Why She’s Interesting: A local theater legend with more than 70 years of productions under her belt, Silver’s performed on small stages and big screens, appearing in films such as Love & Other Drugs and The Shawshank Redemption. The Cleveland Arts Prize winner starred in and directed plays solo and alongside her late husband Reuben.
Back Stage: When she was 12, Silver lied about her age to get a worker’s permit and became an usher at Detroit’s Cass Theatre where she saw Katharine Hepburn and Katharine Cornell perform. “I would go in an hour early to watch them rehearse, rewrite, change blocking. It was my first important lie.”

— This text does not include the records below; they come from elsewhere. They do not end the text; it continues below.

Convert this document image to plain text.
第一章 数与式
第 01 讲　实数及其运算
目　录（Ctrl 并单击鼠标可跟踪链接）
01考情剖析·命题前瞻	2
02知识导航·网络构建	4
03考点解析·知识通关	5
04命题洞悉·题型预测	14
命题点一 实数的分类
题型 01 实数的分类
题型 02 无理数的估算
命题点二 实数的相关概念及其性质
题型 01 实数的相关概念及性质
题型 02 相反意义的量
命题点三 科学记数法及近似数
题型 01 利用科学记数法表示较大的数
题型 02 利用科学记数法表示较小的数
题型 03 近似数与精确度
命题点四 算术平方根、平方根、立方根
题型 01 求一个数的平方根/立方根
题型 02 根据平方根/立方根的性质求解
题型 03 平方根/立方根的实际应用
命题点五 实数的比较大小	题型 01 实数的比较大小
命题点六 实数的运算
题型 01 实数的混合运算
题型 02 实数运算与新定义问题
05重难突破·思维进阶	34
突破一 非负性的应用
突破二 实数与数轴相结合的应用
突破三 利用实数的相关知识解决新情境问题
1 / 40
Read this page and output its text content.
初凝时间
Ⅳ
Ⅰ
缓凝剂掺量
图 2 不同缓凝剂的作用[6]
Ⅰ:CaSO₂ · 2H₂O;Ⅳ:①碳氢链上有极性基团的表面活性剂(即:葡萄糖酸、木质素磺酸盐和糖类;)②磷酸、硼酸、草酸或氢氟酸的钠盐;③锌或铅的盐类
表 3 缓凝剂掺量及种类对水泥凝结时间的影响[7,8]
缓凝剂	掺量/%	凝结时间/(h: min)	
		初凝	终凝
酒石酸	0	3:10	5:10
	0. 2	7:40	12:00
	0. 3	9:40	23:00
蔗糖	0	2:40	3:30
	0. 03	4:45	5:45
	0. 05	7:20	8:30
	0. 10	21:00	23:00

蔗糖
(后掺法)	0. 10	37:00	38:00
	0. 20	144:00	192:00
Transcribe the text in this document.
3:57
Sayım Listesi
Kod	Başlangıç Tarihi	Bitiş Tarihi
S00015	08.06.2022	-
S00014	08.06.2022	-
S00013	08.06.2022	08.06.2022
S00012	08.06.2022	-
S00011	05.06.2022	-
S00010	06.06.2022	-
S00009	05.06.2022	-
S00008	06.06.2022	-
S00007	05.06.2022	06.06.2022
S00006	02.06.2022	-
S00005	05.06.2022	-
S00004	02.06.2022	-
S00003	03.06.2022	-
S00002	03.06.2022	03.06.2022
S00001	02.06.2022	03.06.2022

Team Player: Silver estimates she’s been in roughly 280 plays since she started acting in 1949 alongside Reuben. “I wanted him to be as good as he could be, and he wanted me to be as good as I could be, and we would come home and sit around the kitchen table and tell each other the unvarnished truth.”
Life Lessons: Everything, says Silver, adds up in the end. “The use you make of your life experience is something you bring with you to the theater. I find that one of the advantages of being older is that your emotions get closer and closer to the surface. I used to wonder, How could I really cry on stage? How could I really laugh on stage if it doesn’t interest me? It’s a cinch. Just live to be 90.”
One Chance: If she could only perform one more play, she’d pick The Visit by Friedrich Durrenmatt, about a woman who returns to her childhood village to exact vengeance against the man who caused her to be exiled as a young pregnant woman. But she’d only do it if local theater legend Joe Garry directed it as he did at Cleveland State University 50 years ago. “He did a great production of it and people still come up to me who saw it and say, ‘Can you do it again?’”
Three And Out:
What’s making you laugh lately?
Life makes me laugh because it’s funny. It’s odd. Unexpected things happen.
What’s your most treasured item?
My memories. Life is about memories and you find that out when people you love die. As long as you remember that person, that person exists.
What’s inspiring you in life right now?
Do you know what it means to me to see my son, who is now 63 lift his first grandchild up in the air? I love the experience of this new child.